Ole Gunnar Solskjaer must build his Manchester United team around Scott McTominay
It wasn’t just the goal – although that certainly made a difference. Watch United these days and you’ll see that almost every week Scott McTominay is the most vocal player on the pitch.
It’s the 22-year-old barking out orders in midfield, communicating with the full-backs and issuing the rallying cry when things begin to go wrong. This is a United side built on fragile foundations at the moment but McTominay is the man holding it all together.
Ashley Young might have worn the armband on Monday night, he might remain club captain, but on the pitch United are increasingly taking their lead from McTominay.

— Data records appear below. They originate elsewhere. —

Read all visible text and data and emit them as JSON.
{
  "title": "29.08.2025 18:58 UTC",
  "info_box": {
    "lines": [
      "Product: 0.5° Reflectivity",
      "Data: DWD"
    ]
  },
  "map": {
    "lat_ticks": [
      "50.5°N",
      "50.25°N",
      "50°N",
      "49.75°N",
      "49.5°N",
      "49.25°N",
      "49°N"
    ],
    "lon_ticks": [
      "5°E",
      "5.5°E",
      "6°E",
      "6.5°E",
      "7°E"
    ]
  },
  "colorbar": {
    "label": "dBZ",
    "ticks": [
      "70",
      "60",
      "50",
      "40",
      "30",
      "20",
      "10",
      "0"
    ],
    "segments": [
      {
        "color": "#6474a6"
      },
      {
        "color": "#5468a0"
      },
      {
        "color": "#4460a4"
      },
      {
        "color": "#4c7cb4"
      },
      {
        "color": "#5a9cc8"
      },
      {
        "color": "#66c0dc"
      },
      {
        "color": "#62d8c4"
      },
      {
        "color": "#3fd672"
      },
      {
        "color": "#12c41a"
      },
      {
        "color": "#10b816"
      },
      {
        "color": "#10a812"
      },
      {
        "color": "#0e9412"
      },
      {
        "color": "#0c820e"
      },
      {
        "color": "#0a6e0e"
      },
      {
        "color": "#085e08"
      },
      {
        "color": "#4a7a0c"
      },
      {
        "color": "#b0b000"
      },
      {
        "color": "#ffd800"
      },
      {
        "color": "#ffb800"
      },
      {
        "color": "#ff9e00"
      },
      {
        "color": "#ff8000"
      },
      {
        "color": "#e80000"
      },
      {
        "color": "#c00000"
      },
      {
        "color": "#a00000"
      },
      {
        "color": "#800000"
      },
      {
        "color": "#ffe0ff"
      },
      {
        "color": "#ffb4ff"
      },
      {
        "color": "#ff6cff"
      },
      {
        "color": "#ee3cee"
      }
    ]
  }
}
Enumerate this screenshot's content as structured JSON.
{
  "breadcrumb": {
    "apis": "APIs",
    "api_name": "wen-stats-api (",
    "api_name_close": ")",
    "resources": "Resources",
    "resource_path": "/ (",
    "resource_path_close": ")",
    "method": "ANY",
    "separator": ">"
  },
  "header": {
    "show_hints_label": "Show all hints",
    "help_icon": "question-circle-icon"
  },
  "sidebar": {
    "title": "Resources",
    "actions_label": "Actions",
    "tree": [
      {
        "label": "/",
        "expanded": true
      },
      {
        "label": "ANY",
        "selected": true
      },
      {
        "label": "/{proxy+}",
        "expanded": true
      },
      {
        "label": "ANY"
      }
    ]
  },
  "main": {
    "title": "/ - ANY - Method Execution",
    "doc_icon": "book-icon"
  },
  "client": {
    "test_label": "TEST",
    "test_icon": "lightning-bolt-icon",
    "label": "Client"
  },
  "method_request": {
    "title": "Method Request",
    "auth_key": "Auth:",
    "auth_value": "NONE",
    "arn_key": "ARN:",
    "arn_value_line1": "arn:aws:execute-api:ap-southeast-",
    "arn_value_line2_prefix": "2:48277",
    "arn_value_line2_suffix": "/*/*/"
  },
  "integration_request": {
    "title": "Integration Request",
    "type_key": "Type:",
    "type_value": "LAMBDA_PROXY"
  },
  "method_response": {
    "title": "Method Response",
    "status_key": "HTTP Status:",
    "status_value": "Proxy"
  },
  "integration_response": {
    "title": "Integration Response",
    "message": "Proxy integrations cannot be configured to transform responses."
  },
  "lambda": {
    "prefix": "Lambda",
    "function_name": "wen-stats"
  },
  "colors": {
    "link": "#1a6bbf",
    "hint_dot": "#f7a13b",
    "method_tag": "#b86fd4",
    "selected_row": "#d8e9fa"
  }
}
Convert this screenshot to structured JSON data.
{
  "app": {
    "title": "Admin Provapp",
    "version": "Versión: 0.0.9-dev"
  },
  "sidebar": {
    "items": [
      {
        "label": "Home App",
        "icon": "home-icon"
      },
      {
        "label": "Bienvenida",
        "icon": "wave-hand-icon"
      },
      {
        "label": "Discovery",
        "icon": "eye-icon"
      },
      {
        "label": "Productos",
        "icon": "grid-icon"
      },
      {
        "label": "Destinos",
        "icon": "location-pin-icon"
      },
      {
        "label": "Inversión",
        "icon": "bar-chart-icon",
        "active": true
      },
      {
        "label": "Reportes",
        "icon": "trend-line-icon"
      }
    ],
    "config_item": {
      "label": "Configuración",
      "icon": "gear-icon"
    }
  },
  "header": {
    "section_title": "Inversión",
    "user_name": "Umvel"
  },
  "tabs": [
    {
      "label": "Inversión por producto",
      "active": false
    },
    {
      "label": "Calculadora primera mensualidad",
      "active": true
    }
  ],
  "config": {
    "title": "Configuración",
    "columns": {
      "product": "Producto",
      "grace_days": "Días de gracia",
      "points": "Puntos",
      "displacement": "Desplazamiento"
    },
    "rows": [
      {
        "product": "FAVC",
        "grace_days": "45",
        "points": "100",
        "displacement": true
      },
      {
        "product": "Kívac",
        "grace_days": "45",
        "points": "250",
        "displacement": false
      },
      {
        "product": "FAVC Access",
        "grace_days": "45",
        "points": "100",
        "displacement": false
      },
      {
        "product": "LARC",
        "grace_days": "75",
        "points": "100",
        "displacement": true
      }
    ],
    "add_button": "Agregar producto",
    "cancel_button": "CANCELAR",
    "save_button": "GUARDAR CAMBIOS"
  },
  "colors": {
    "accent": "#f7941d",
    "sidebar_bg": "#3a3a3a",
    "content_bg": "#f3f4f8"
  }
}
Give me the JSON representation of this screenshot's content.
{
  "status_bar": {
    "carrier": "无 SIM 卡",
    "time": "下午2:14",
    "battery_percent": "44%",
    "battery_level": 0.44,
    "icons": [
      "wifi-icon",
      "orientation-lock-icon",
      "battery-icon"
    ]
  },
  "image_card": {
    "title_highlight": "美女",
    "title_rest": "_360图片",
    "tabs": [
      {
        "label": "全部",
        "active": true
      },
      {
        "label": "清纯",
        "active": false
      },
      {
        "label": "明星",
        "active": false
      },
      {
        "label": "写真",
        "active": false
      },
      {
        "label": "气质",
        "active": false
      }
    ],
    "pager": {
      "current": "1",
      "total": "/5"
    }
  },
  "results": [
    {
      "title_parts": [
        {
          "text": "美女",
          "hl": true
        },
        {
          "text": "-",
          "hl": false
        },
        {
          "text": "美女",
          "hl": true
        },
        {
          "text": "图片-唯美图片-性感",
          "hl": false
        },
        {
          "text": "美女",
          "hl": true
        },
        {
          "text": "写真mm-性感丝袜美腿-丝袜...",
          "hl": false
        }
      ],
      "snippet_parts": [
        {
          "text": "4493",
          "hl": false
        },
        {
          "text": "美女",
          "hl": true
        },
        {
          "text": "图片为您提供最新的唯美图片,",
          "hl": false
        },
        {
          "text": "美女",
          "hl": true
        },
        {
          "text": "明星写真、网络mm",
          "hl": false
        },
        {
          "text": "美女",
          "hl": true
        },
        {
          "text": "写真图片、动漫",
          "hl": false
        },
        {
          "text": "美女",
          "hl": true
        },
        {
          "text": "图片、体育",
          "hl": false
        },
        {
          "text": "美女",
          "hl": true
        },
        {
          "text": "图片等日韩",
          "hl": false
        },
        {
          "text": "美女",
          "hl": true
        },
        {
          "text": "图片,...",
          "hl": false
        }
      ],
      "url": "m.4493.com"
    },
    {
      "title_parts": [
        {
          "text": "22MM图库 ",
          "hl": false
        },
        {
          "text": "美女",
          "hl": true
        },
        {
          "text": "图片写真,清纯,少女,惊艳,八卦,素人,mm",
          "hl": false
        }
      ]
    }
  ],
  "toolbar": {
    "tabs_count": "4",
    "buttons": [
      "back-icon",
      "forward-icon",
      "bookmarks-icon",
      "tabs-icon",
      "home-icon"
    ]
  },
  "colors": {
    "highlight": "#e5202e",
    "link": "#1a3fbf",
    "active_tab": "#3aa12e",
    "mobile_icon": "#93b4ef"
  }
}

It’s easy to forget that the midfielder was derided under Jose Mourinho. Plenty thought Mourinho was using him as an example to his other, failing midfielders. When the Portuguese was sacked the theory was that McTominay would disappear from view. Instead he has emerged as the key figure in this side. Arguably the first name on the team sheet.
In a side that looks to lack character at times, McTominay is the one constant. He’s developed into a leader and if he continues in this mould then he should replace Young as club captain next summer.
Mourinho may have had his faults at United, but his parting gift of helping to develop McTominay is proving to be one that is getting more valuable by the week. The Scot has probably been United’s best player this season and he took his goal against the Gunners superby. His driving run to win the late free-kick from which United nearly won the game summed up his driving force and spirit. United need to build this side around him.
This was a night of learning on the job for Axel Tuanzebe, pressed into action in an unfamiliar left-back spot. The decision may have been to do with Nicolas Pepe playing on the right for Arsenal, with Ole Gunnar Solskjaer preferring the pace of Tuanzebe to that of Young to deal with his threat.
For large parts of the game the position came naturally to the academy graduate, who was comfortable on the ball and dealt well with Pepe’s threat. But it was his loose pass that let Arsenal in for an equaliser and as the game wore on Arsenal began to try and test him more often.
Tuanzebe continued to offer himself for the ball however and will take plenty from this night. He was certainly better in possession than Victor Lindelof, who has been struck by the curse of a new contract that surrounds United these days, with his form falling off a cliff when pen has been put to paper. He might be feeling the heat from Tuanzebe for his place next to Harry Maguire.
He might not have been fully fit, but this was another night when Marcus Rashford looked to be suffering from a crisis of confidence in front of goal.
The lethal goalscoring run he went on in the early weeks of Solskjaer’s reign have faded to a distant memory now. If anything the 21-year-old has regressed in front of goal.
Against West Ham he was presented with a chance, cutting in front the left on to his right foot, but looked to lack the belief to open his body and curl a shot into the corner, instead trying to take on Declan Rice and losing the ball.
Early on against Arsenal he did well to press a shaky Gunners’ defence on the right hand side, but should have sent in a first time cross to an unmarked Daniel James. Instead he took a touch and the chance was gone. It was a familiar story towards the end of the first half, timing a run on the shoulder of Sokratis brilliantly, but as he burst into the box he looked unsure whether to shoot on his left foot or try and cut in. In the end it was simple for the defender to block, with Rashford off balance when he tried to pull the trigger.
At the moment Rashford looks like a player in need of a break and the chance to rebuild some confidence. It’s a phase that most young players will go through and it’s easy to forget he is still only 21. This was his 178th appearance for United, already.
The problem is United simply can’t afford to take him out of the firing line. The decisions to depart with Alexis Sanchez and Romelu Lukaku have left Solskjaer desperately short of numbers in attack. When fit Rashford and Anthony Martial have to play. They have to play even when not fully fit.
Rashford will have to try and play himself back into confidence, but for now he looks a shadow of his best when he’s in the confines of the penalty area.
Arsenal’s respectful midfield
There was some bemusement amongst Arsenal followers at the way they sat back in the first half, soaking up pressure when the perception is this United were vulnerable.
It was certainly a respectful team selection from Unai Emery. The midfield trio of Granit Xhaka, Matteo Guendouzi and Lucas Torreira is the most defensive Emery can field, with the more expressive Dani Ceballos on the bench. It was the same combination that started against Tottenham in the North London derby earlier this month.
United might be a shadow of their former selves at the moment, but Emery’s set-up showed there’s still a certain degree of trepidation for managers heading to Old Trafford.
Forget the nostalgia
Every meeting of United v Arsenal is an excuse for a trip down memory lane and an opportunity for broadcasters to get all nostalgic. For eight years fixtures between these two teams were as intense as you would get, on the pitch and between the staff. There was a mutual loathing to encounters between Sir Alex Ferguson and Arsene Wenger’s teams.
But those high quality, high intensity games were a distant memory during a tepid first half at Old Trafford. The recalling of great games between these two only extenuates how far they’ve fallen.
Four yellow cards in the first half might have been interpreted by some as a sign of bite, of old rivalries never dying, but it was more an indictment of the poor quality on show. It’s going to be a long road back to the days when United v Arsenal was the first fixture everyone looked for on the calendar.